Approaches to retail product training
There are various approaches to training, each suited for specific types of training. The primary goal of product and service knowledge training is to equip employees with valuable information. However, ineffective training where employees are left guessing is counterproductive.
To guard against this, you can include Certainty Based Marking to assess employee knowledge. This method not only determines correctness but also considers the confidence level in their responses. Adopting this technique enables organizations to verify the strength of employee knowledge and identify areas for improvement in training.
Product and service knowledge training doesn’t have to be arduous or time-consuming. It can be delivered effectively in bite-sized, easily digestible chunks. Microlearning, which provides concise information or short quizzes to employees on their mobile devices, allows for efficient training without significant time loss, offering flexibility in choosing the training schedule.
Calculating training ROI
Retailers often overlook the potential return on investment when sourcing training. Even if training proves successful, the cost often outweighs the resulting benefit. Therefore, it is crucial to assess the potential ROI in advance. While it may be challenging and not an exact science, the effort is always worthwhile.

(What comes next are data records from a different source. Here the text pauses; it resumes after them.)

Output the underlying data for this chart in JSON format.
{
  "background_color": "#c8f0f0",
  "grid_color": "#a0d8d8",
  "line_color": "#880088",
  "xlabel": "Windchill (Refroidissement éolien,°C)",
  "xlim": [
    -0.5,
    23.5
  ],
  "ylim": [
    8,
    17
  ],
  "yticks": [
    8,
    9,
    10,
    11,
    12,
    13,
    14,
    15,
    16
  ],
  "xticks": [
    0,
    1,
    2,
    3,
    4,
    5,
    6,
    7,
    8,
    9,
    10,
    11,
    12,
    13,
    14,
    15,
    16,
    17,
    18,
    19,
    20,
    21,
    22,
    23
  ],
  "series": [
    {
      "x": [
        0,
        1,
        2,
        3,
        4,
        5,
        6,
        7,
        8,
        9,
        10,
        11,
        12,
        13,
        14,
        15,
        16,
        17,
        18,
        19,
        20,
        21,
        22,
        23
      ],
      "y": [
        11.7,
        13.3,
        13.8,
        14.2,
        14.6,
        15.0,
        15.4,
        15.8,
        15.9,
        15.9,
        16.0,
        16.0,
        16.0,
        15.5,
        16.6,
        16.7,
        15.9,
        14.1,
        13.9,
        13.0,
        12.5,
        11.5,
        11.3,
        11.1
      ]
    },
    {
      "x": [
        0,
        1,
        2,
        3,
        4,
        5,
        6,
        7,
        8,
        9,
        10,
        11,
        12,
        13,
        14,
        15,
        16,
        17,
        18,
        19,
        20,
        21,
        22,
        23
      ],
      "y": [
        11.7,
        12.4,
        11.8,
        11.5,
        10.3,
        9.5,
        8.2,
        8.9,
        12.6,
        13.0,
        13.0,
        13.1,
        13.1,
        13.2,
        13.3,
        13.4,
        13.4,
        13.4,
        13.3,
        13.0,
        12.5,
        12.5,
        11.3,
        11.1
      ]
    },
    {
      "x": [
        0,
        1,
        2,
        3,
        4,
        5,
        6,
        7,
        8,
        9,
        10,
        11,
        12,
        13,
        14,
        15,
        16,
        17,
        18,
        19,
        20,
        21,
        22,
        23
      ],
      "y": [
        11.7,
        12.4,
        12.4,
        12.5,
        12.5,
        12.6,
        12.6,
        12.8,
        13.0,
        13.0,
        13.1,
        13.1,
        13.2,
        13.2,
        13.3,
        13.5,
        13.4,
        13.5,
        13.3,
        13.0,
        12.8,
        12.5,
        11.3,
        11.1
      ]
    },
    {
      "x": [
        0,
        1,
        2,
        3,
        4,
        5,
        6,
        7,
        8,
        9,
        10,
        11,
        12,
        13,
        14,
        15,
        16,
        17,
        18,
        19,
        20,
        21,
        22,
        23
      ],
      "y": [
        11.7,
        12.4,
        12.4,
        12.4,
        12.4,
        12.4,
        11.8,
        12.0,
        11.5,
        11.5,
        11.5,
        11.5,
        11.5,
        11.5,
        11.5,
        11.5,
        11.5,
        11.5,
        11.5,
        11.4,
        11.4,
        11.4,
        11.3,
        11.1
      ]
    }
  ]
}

- Identify a quantifiable goal (e.g. increase upselling by 33% from £3,000 to £4,000 per month)
- Set KPIs for tracking performance against goal (e.g. upsale value per week)
- Calculate annual value of achieving goal (e.g. £1,000 x 12 = £12,000)
- Cost up annual product and service knowledge (e.g. 50 learners at £10 / learner / month = £6,000)
- Consider cost versus training value (e.g. Value of £12,000 – cost of £6,000 = £6,000 credit)
Some useful tips
- Keep it quick: Our brains are not geared up to remember big chunks of information in one go. Instead, deliver product and service knowledge training continuously but in short, digestible chunks.
- Make it fun: To improve employee engagement, keep training informal and introduce game-like elements, such as prizes and leaderboards.
- Track results: To gauge the effectiveness of your training, it is crucial to identify the relevant metrics to monitor. These metrics should align with your training goals. For instance, conducting frequent short tests can provide a straightforward measure of knowledge retention, and customer satisfaction surveys can offer valuable insights into the practical application of employees’ knowledge. By selecting the appropriate metrics, you can gain a comprehensive understanding of the impact of your training efforts.